Di era sekarang ini, mungkin hampir semua orang mengenal media sosial. Jumlah pengguna media sosial di Indonesia angkanya terus mengalami kenaikan. Hal ini tak bisa dilepaskan dari peningkatan jumlah pengguna internet. Diperkirakan, hingga Januari 2021 jumlah pengguna internet di Indonesia mencapai 202,6 juta orang. Sementara untuk pengguna media sosial, jumlahnya diperkirakan mencapai 170 juta orang Indonesia. Angka ini mengalami kenaikan 10 juta orang dibandingkan tahun sebelumnya.
Besaran angka ini pasti akan terus bertambah seiring berkembangnya teknologi. Ya, kemajuan teknologi memang telah merubah perilaku dan gaya hidup seseorang. Media sosial tidak hanya digunakan sebagai media untuk mencari teman, mencari informasi, tapi juga sebagai ajang untuk mencari pekerjaan, mendapatkan pekerjaan, jual beli dan masih banyak aktifitas lainnya. Namun media sosial tidak hanya menawarkan sisi positif, tapi juga menawarkan sisi negative akibat perilaku negative manusia. Bukan salah media sosialnya, tapi salah manusianya yang menyalahgunakan media sosial untuk aktifitas yang tidak baik.
Maraknya penyalahgunaan media sosial untuk kepentingan yang tidak baik ini, harus menjadi perhatian semua orang. Karena tidak sedikit yang menggunakannya untuk menyebar hoaks dan ujaran kebencian. Sementara pengguna media sosial terus melangami peningkatan. Tidak hanya digunakan oleh anak-anak, tapi juga dewasa. Tidak hanya digunakan masyarakat biasa, kementerian dan lembaga pun juga menggunakannya. Karena banyak aktifitas masyarakt ada di media sosial, maka segala ucapan dan perilaku yang ada di media sosial semestinya juga terjaga.

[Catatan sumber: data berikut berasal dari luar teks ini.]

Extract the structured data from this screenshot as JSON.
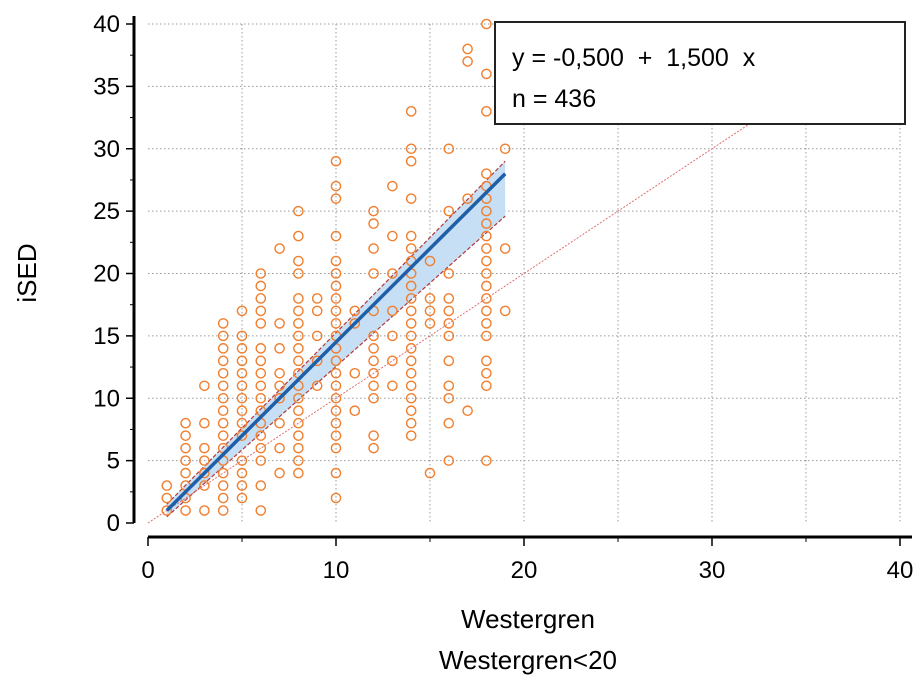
{
  "chart_data": {
    "type": "scatter",
    "xlabel": "Westergren",
    "subtitle": "Westergren<20",
    "ylabel": "iSED",
    "xlim": [
      0,
      40
    ],
    "ylim": [
      0,
      40
    ],
    "xticks": [
      "0",
      "10",
      "20",
      "30",
      "40"
    ],
    "yticks": [
      "0",
      "5",
      "10",
      "15",
      "20",
      "25",
      "30",
      "35",
      "40"
    ],
    "grid": true,
    "legend_position": "top-right",
    "regression": {
      "equation": "y = -0,500  +  1,500  x",
      "n_label": "n = 436",
      "intercept": -0.5,
      "slope": 1.5,
      "x_range": [
        1,
        19
      ]
    },
    "identity_line": true,
    "confidence_band": {
      "x": [
        1,
        19
      ],
      "lower": [
        0.5,
        24.6
      ],
      "upper": [
        1.5,
        29.0
      ]
    },
    "points": [
      [
        1,
        1
      ],
      [
        1,
        2
      ],
      [
        1,
        3
      ],
      [
        2,
        1
      ],
      [
        2,
        2
      ],
      [
        2,
        3
      ],
      [
        2,
        4
      ],
      [
        2,
        5
      ],
      [
        2,
        6
      ],
      [
        2,
        7
      ],
      [
        2,
        8
      ],
      [
        3,
        1
      ],
      [
        3,
        3
      ],
      [
        3,
        4
      ],
      [
        3,
        5
      ],
      [
        3,
        6
      ],
      [
        3,
        8
      ],
      [
        3,
        11
      ],
      [
        4,
        1
      ],
      [
        4,
        2
      ],
      [
        4,
        3
      ],
      [
        4,
        4
      ],
      [
        4,
        5
      ],
      [
        4,
        6
      ],
      [
        4,
        7
      ],
      [
        4,
        8
      ],
      [
        4,
        9
      ],
      [
        4,
        10
      ],
      [
        4,
        11
      ],
      [
        4,
        12
      ],
      [
        4,
        13
      ],
      [
        4,
        14
      ],
      [
        4,
        15
      ],
      [
        4,
        16
      ],
      [
        5,
        2
      ],
      [
        5,
        3
      ],
      [
        5,
        4
      ],
      [
        5,
        5
      ],
      [
        5,
        7
      ],
      [
        5,
        8
      ],
      [
        5,
        9
      ],
      [
        5,
        10
      ],
      [
        5,
        11
      ],
      [
        5,
        12
      ],
      [
        5,
        13
      ],
      [
        5,
        14
      ],
      [
        5,
        15
      ],
      [
        5,
        17
      ],
      [
        6,
        1
      ],
      [
        6,
        3
      ],
      [
        6,
        5
      ],
      [
        6,
        6
      ],
      [
        6,
        7
      ],
      [
        6,
        8
      ],
      [
        6,
        9
      ],
      [
        6,
        10
      ],
      [
        6,
        11
      ],
      [
        6,
        12
      ],
      [
        6,
        13
      ],
      [
        6,
        14
      ],
      [
        6,
        16
      ],
      [
        6,
        17
      ],
      [
        6,
        18
      ],
      [
        6,
        19
      ],
      [
        6,
        20
      ],
      [
        7,
        4
      ],
      [
        7,
        6
      ],
      [
        7,
        8
      ],
      [
        7,
        10
      ],
      [
        7,
        11
      ],
      [
        7,
        12
      ],
      [
        7,
        14
      ],
      [
        7,
        16
      ],
      [
        7,
        22
      ],
      [
        8,
        4
      ],
      [
        8,
        5
      ],
      [
        8,
        6
      ],
      [
        8,
        7
      ],
      [
        8,
        8
      ],
      [
        8,
        9
      ],
      [
        8,
        10
      ],
      [
        8,
        11
      ],
      [
        8,
        12
      ],
      [
        8,
        13
      ],
      [
        8,
        14
      ],
      [
        8,
        15
      ],
      [
        8,
        16
      ],
      [
        8,
        17
      ],
      [
        8,
        18
      ],
      [
        8,
        20
      ],
      [
        8,
        21
      ],
      [
        8,
        23
      ],
      [
        8,
        25
      ],
      [
        9,
        11
      ],
      [
        9,
        13
      ],
      [
        9,
        15
      ],
      [
        9,
        17
      ],
      [
        9,
        18
      ],
      [
        10,
        2
      ],
      [
        10,
        4
      ],
      [
        10,
        6
      ],
      [
        10,
        7
      ],
      [
        10,
        8
      ],
      [
        10,
        9
      ],
      [
        10,
        10
      ],
      [
        10,
        11
      ],
      [
        10,
        12
      ],
      [
        10,
        13
      ],
      [
        10,
        14
      ],
      [
        10,
        15
      ],
      [
        10,
        16
      ],
      [
        10,
        17
      ],
      [
        10,
        18
      ],
      [
        10,
        19
      ],
      [
        10,
        20
      ],
      [
        10,
        21
      ],
      [
        10,
        23
      ],
      [
        10,
        26
      ],
      [
        10,
        27
      ],
      [
        10,
        29
      ],
      [
        11,
        9
      ],
      [
        11,
        12
      ],
      [
        11,
        16
      ],
      [
        11,
        17
      ],
      [
        12,
        6
      ],
      [
        12,
        7
      ],
      [
        12,
        10
      ],
      [
        12,
        11
      ],
      [
        12,
        12
      ],
      [
        12,
        13
      ],
      [
        12,
        14
      ],
      [
        12,
        15
      ],
      [
        12,
        17
      ],
      [
        12,
        20
      ],
      [
        12,
        22
      ],
      [
        12,
        24
      ],
      [
        12,
        25
      ],
      [
        13,
        11
      ],
      [
        13,
        13
      ],
      [
        13,
        15
      ],
      [
        13,
        17
      ],
      [
        13,
        20
      ],
      [
        13,
        23
      ],
      [
        13,
        27
      ],
      [
        14,
        7
      ],
      [
        14,
        8
      ],
      [
        14,
        9
      ],
      [
        14,
        10
      ],
      [
        14,
        11
      ],
      [
        14,
        12
      ],
      [
        14,
        13
      ],
      [
        14,
        14
      ],
      [
        14,
        15
      ],
      [
        14,
        16
      ],
      [
        14,
        17
      ],
      [
        14,
        18
      ],
      [
        14,
        19
      ],
      [
        14,
        20
      ],
      [
        14,
        21
      ],
      [
        14,
        22
      ],
      [
        14,
        23
      ],
      [
        14,
        26
      ],
      [
        14,
        29
      ],
      [
        14,
        30
      ],
      [
        14,
        33
      ],
      [
        15,
        4
      ],
      [
        15,
        16
      ],
      [
        15,
        17
      ],
      [
        15,
        18
      ],
      [
        15,
        21
      ],
      [
        16,
        5
      ],
      [
        16,
        8
      ],
      [
        16,
        10
      ],
      [
        16,
        11
      ],
      [
        16,
        13
      ],
      [
        16,
        15
      ],
      [
        16,
        16
      ],
      [
        16,
        17
      ],
      [
        16,
        18
      ],
      [
        16,
        20
      ],
      [
        16,
        25
      ],
      [
        16,
        30
      ],
      [
        17,
        9
      ],
      [
        17,
        26
      ],
      [
        17,
        37
      ],
      [
        17,
        38
      ],
      [
        18,
        5
      ],
      [
        18,
        11
      ],
      [
        18,
        12
      ],
      [
        18,
        13
      ],
      [
        18,
        15
      ],
      [
        18,
        16
      ],
      [
        18,
        17
      ],
      [
        18,
        18
      ],
      [
        18,
        19
      ],
      [
        18,
        20
      ],
      [
        18,
        21
      ],
      [
        18,
        22
      ],
      [
        18,
        23
      ],
      [
        18,
        24
      ],
      [
        18,
        25
      ],
      [
        18,
        26
      ],
      [
        18,
        27
      ],
      [
        18,
        28
      ],
      [
        18,
        33
      ],
      [
        18,
        36
      ],
      [
        18,
        40
      ],
      [
        19,
        17
      ],
      [
        19,
        22
      ],
      [
        19,
        30
      ]
    ],
    "colors": {
      "points": "#f07f2f",
      "fit_line": "#1f5fa8",
      "band_fill": "#c6dff5",
      "band_edge": "#b33a3a",
      "identity": "#e07070",
      "grid": "#9a9a9a"
    }
  }
}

Seperti kita tahu, praktek penyebaran hoaks di internet jumlahnya sangat signifikan. Sub Direktorat Pengendalian Konten Internet Ditjen Aplikasi Informatika Kominfo menyebut ada 1.387 hoaks selama pademi covid-19 di Indonesia. Hoaks sebanyak itu tercatat sejak Maret 2020 hingga 26 Januari 2021. Bayangkan, selama pandemi saja tidak menyurutkan para oknum masyarakat untuk terus menyebarkan hoaks. Sungguh sangat ironis. Di masa pandemi, masih saja ada orang saling menyalahkan, saling mencari kesalahan, hingga saling caci satu sama lain.
Sebelum pandemi, hoaks juga marak digunakan untuk kepentingan politik. Di masa pilkada atau pilpres, hampir setiap hari hoaks untuk saling menjatuhkan pasangan calon terus bermunculan. Bahkan ada juga yang melakukan black campaign, agar elektabilitas dan persepsi publik terhadap calon tersebut jatuh. Tanpa disadari, praktek penyebaran hoaks yang disertai ujaran kebencian ini terus terjadi hingga saat ini.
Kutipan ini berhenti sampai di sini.